BANDUNG, itb.ac.id- Setidaknya ada tiga kenyataan pahit (hard truth) saat ini, yaitu kebutuhan energi akan berlipatganda di tahun 2050, pasokan energi akan sulit mengimbangi permintaan, dan level CO2 yang tidak sustainable di atmosfer. Begitulah kutipan kuliah umum yang disampaikan Darwin Silalahi, presiden direktur dan country chairman Pt.Shell Indonesia, Sabtu (03/10/09), Auditorium SBM ITB.Selain hal diatas, Darwin menjelaskan pula mengenai skenario energi Shell sampai tahun 2050 yang ia sebut sebagai era perubahan revolusioner di bidang energi.
"Business as usual" dari sektor industri berat, jasa, residensial, agrikultur dan industri lain, transportasi, dan penggunaan non-energi (misalnya petrochemical) diperkirakan akan mengkonsumsi energi dua kali lipat di tahun 2050.Di lain sisi, pasokan energi akan sulit mengimbangi permintaan sektor-sektor tersebut. Minyak dan gas setelah tahun 2015 diperkirakan akan tidak lagi mudah didapat dan tidak bisa mengimbangi permintaan pasar; penggunaan batubara akan meningkat tetapi terhalang oleh terbatasnya logistik; perkembangan nuklir terhalang oleh politik, dan  pembangunan 3 industri yaitu penambangan uranium,  engineering, procurement and construction contract (EPC), dan manajemen limbah; biofuel terhalang oleh keterbatasan lahan subur; dan energi alternatif yang memerlukan waktu lama untuk meningkat.Selain itu,"Business as usual" dapat diartikan CO2 dari penggunaan energi akan mencapai 65 Gt/tahun di tahun 2050. Dan di akhir abad, temperatur global dapat melonjak hingga 6 derajat Celcius diatas level pra-industri.

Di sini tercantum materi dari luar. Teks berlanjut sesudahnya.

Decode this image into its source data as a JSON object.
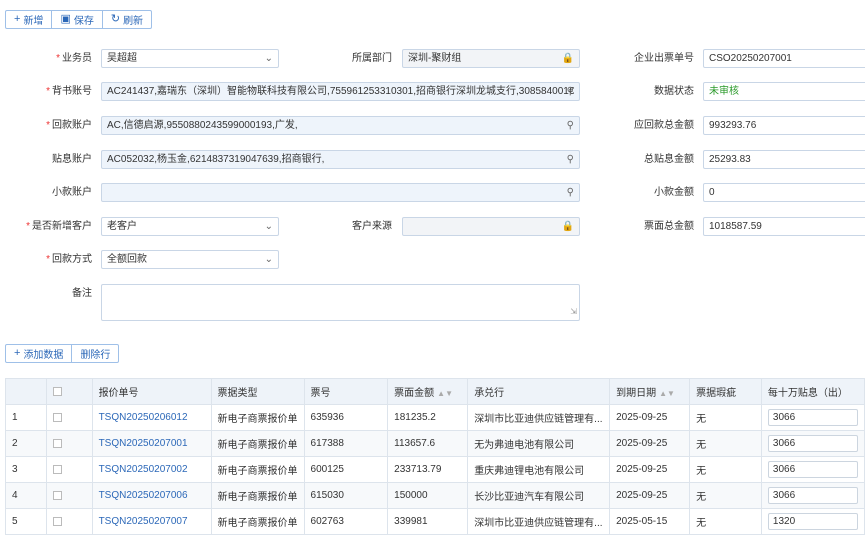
{
  "toolbar": {
    "add": "新增",
    "save": "保存",
    "refresh": "刷新"
  },
  "form": {
    "salesman": {
      "label": "业务员",
      "value": "吴超超"
    },
    "department": {
      "label": "所属部门",
      "value": "深圳-聚财组"
    },
    "invoice_no": {
      "label": "企业出票单号",
      "value": "CSO20250207001"
    },
    "endorse_account": {
      "label": "背书账号",
      "value": "AC241437,嘉瑞东（深圳）智能物联科技有限公司,755961253310301,招商银行深圳龙城支行,308584001€"
    },
    "data_status": {
      "label": "数据状态",
      "value": "未审核"
    },
    "payback_account": {
      "label": "回款账户",
      "value": "AC,信德启源,9550880243599000193,广发,"
    },
    "receivable_total": {
      "label": "应回款总金额",
      "value": "993293.76"
    },
    "discount_account": {
      "label": "贴息账户",
      "value": "AC052032,杨玉金,6214837319047639,招商银行,"
    },
    "discount_total": {
      "label": "总贴息金额",
      "value": "25293.83"
    },
    "small_account": {
      "label": "小款账户",
      "value": ""
    },
    "small_amount": {
      "label": "小款金额",
      "value": "0"
    },
    "new_customer": {
      "label": "是否新增客户",
      "value": "老客户"
    },
    "customer_source": {
      "label": "客户来源",
      "value": ""
    },
    "face_total": {
      "label": "票面总金额",
      "value": "1018587.59"
    },
    "payback_method": {
      "label": "回款方式",
      "value": "全额回款"
    },
    "remark": {
      "label": "备注",
      "value": ""
    }
  },
  "table_toolbar": {
    "add_data": "添加数据",
    "delete_row": "删除行"
  },
  "table": {
    "headers": {
      "quote_no": "报价单号",
      "bill_type": "票据类型",
      "bill_no": "票号",
      "face_amount": "票面金额",
      "acceptor": "承兑行",
      "due_date": "到期日期",
      "defect": "票据瑕疵",
      "discount": "每十万贴息（出）"
    },
    "rows": [
      {
        "idx": "1",
        "quote_no": "TSQN20250206012",
        "bill_type": "新电子商票报价单",
        "bill_no": "635936",
        "face_amount": "181235.2",
        "acceptor": "深圳市比亚迪供应链管理有...",
        "due_date": "2025-09-25",
        "defect": "无",
        "discount": "3066"
      },
      {
        "idx": "2",
        "quote_no": "TSQN20250207001",
        "bill_type": "新电子商票报价单",
        "bill_no": "617388",
        "face_amount": "113657.6",
        "acceptor": "无为弗迪电池有限公司",
        "due_date": "2025-09-25",
        "defect": "无",
        "discount": "3066"
      },
      {
        "idx": "3",
        "quote_no": "TSQN20250207002",
        "bill_type": "新电子商票报价单",
        "bill_no": "600125",
        "face_amount": "233713.79",
        "acceptor": "重庆弗迪锂电池有限公司",
        "due_date": "2025-09-25",
        "defect": "无",
        "discount": "3066"
      },
      {
        "idx": "4",
        "quote_no": "TSQN20250207006",
        "bill_type": "新电子商票报价单",
        "bill_no": "615030",
        "face_amount": "150000",
        "acceptor": "长沙比亚迪汽车有限公司",
        "due_date": "2025-09-25",
        "defect": "无",
        "discount": "3066"
      },
      {
        "idx": "5",
        "quote_no": "TSQN20250207007",
        "bill_type": "新电子商票报价单",
        "bill_no": "602763",
        "face_amount": "339981",
        "acceptor": "深圳市比亚迪供应链管理有...",
        "due_date": "2025-05-15",
        "defect": "无",
        "discount": "1320"
      }
    ]
  },
  "colors": {
    "accent": "#2c68b8",
    "required": "#e33333",
    "status_green": "#2a9a2a"
  }
}
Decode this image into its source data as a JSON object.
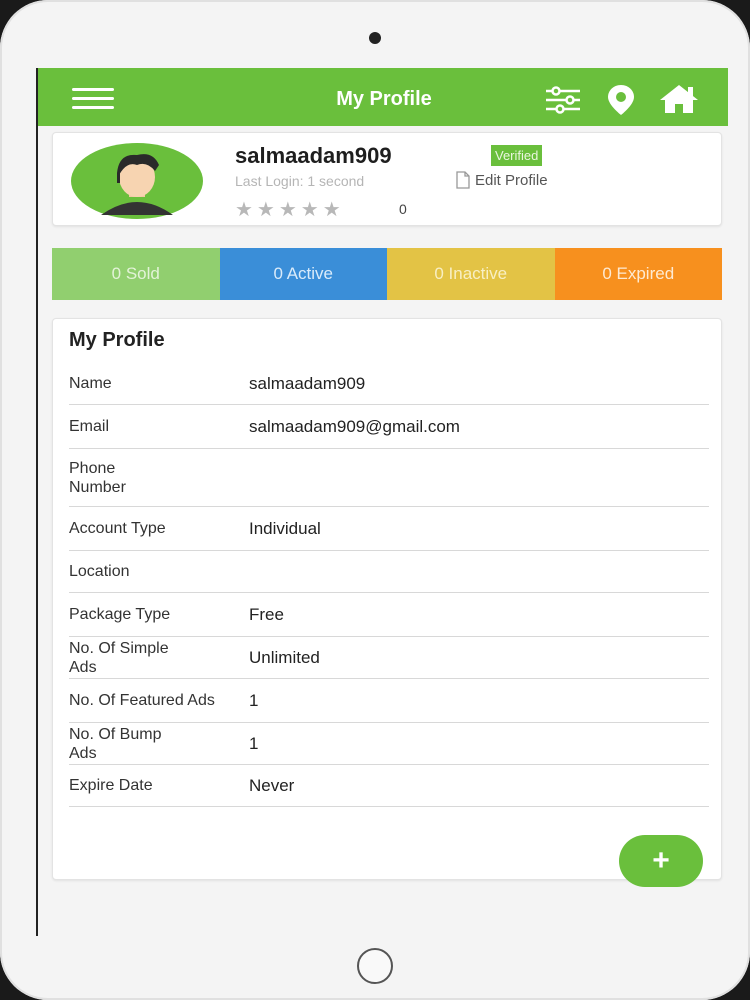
{
  "header": {
    "title": "My Profile",
    "icons": [
      "menu-icon",
      "filter-icon",
      "location-pin-icon",
      "home-icon"
    ],
    "color": "#6abf3c"
  },
  "profile": {
    "username": "salmaadam909",
    "badge": "Verified",
    "last_login": "Last Login: 1 second",
    "edit_label": "Edit Profile",
    "stars": "★★★★★",
    "rating_count": "0"
  },
  "stats": [
    {
      "label": "0 Sold",
      "color": "#91cf6f"
    },
    {
      "label": "0 Active",
      "color": "#3a8ed8"
    },
    {
      "label": "0 Inactive",
      "color": "#e3c345"
    },
    {
      "label": "0 Expired",
      "color": "#f7901e"
    }
  ],
  "details": {
    "title": "My Profile",
    "rows": [
      {
        "label": "Name",
        "value": "salmaadam909"
      },
      {
        "label": "Email",
        "value": "salmaadam909@gmail.com"
      },
      {
        "label": "Phone Number",
        "value": ""
      },
      {
        "label": "Account Type",
        "value": "Individual"
      },
      {
        "label": "Location",
        "value": ""
      },
      {
        "label": "Package Type",
        "value": "Free"
      },
      {
        "label": "No. Of Simple Ads",
        "value": "Unlimited"
      },
      {
        "label": "No. Of Featured Ads",
        "value": "1"
      },
      {
        "label": "No. Of Bump Ads",
        "value": "1"
      },
      {
        "label": "Expire Date",
        "value": "Never"
      }
    ]
  },
  "fab": {
    "label": "+"
  }
}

Dalam skenario pembangunan, Shell's World Energy Model mempertimbangkan kompleksitas dan interaksi diantara sistem energi.Terdapat dua skenario, yaitu blueprints dan scramble. Skenario Scramble merupakan pendekatan reaktif dimana pertama-tama akan fokus pada peningkatan supply energi kemudian menghadapi konsekuensi setelahnya.Keamanan pasokan dan ketakutan akan hilangnya perkembangan ekonomi menjadi driving force bagi negara superpower ekonomi dunia, di lain sisi negara-negara ekonomi menengah memilih untuk memanfaatkan sumber energi yang ada di negara tersebut sekaligus membuka lapangan kerja. Nasionalisasi energi, menjadi konsekuensi dari energi mix. Dalam konsep scramble, fokus ditetapkan pada keamanan pasokan nasional, akses pasokan, dan kemandirian.Bersifat berurutan, lambat, dan tidak tentu dalam merespon hard truth. Harga energi akan menjulang tetapi tidak ada harga bagi karbon. Batubara dan biofuel menjadi perhatian, dan fokus pada infrastruktur.Sedangkan pada skenario blueprints, awareness mengenai tantangan di semua level tidak terikat di level nasional. Respon terhadap hard truth merupakan respon yang paralel, di-hargai-nya karbon dibangun lebih awal, efisiensi dan elektrifikasi menjadi perhatian, dan pembangunan infrastruktur baru misalnya Carbon Capture Storage(CCS).

Pendekatan yang lebih diutamakan Shell, yakni pendekatan blueprints. Blueprints menawarkan harapan besar terhadap masa depan yang sustainable.  Strategi yang saat ini diterapkan Shell diantaranya Efisiensi energi seperti efesiensi operasi dan mengurangi emisi, serta manajemen CO2 yang meliputi mengembangkan kemampuan dalam CCS, Reserach&Development dalam bidang teknologi, membangun sumber energi yang rendah CO2, dan membentuk regulasi yang lebih efektif.